İŞLENMİŞ GIDALARDAN UZAK DURUN
Öte yandan belediyeler de artık bu konuda üreticileri destekliyor. Örneğin Buca Belediyesi, Buca’daki köylülerin ürünlerini belediye hizmet binası önünde satışa sunarak hem vatandaşa hem de köylülere büyük bir destek verdi. İzmir Büyükşehir Belediyesi önderliğinde Karşıyaka Belediyesi ve Ekolojik Tarım Organizasyonu Derneği (ETO) işbirliğiyle Bostanlı’da sürdürülen organik pazar “Ekopazar” da ilgi gören pazarlar arasında. Satış alanına sadece organik ürünlerin girilmesine izin veriliyor. Ürünler bez, kağıt ya da doğada yok olan ambalajlarda, hiçbir kimyasal etkiye maruz kalmamış sağlıklı tezgah örtüleri üzerinde tüketiciye ulaşıyor. Kontrol ve sertifikasyon kuruluşu tarafından yapılan denetimlerle Ekopazar İzmir, ürünlerin yanı sıra pazar alanı da organik belgesine sahip.
Yine İzmir Büyükşehir Belediyesi önderliğinde Urla Belediyesi ve Ekolojik Tarım Organizasyonu Derneği (ETO) işbirliğiyle Urla eski tamirhane binasında açılan organik pazar Ekopazar, Urla’da hizmet veriyor. Balçova da ekolojik pazarın kurulduğu bir diğer ilçe. Bornova Organik Pazar da Bornova’daki vatandaşlara hizmet veriyor. Bununla beraber Foça Yeryüzü Pazarı ve Seferihisar pazarları da İzmirlilerin doğal ve iyi beslenmesini sağlayan pazarlar arasında yer alıyor.

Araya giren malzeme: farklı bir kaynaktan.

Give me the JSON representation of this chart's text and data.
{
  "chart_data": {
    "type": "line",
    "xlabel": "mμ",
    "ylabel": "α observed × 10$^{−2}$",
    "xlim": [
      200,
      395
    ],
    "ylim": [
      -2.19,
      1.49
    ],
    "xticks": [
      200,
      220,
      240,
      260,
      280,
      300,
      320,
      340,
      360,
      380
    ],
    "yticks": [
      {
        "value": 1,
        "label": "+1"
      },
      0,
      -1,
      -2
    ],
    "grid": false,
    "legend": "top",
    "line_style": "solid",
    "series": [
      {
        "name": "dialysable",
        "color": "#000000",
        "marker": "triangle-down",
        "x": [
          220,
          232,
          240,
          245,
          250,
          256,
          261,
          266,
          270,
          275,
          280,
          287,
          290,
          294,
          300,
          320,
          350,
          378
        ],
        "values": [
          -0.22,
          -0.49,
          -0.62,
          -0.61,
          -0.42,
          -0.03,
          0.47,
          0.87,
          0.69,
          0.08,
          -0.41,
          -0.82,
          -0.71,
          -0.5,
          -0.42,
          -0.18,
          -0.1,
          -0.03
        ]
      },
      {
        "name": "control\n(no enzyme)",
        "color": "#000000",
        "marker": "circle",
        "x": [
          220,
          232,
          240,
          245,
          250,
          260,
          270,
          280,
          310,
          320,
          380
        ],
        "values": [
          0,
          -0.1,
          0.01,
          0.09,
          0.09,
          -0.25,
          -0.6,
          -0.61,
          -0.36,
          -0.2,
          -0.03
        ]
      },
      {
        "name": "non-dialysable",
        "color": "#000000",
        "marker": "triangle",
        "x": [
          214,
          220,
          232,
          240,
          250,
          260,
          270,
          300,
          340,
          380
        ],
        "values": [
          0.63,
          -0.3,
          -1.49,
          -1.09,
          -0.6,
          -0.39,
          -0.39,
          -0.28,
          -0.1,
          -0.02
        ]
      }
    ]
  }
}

Bilinçli beslenmek istiyorsanız, İşlenmiş, paketlenmiş, katkı maddeleri içeren ürünlerden mutlaka kaçının. Köylülere yönelin, onlarla ilk elden temas kurun. Gıda topluluklarını takip edin ve kesinlikle belediyelerden “eko pazarlar” talep etin. Unutmayın “Ne yersek O’yuz.”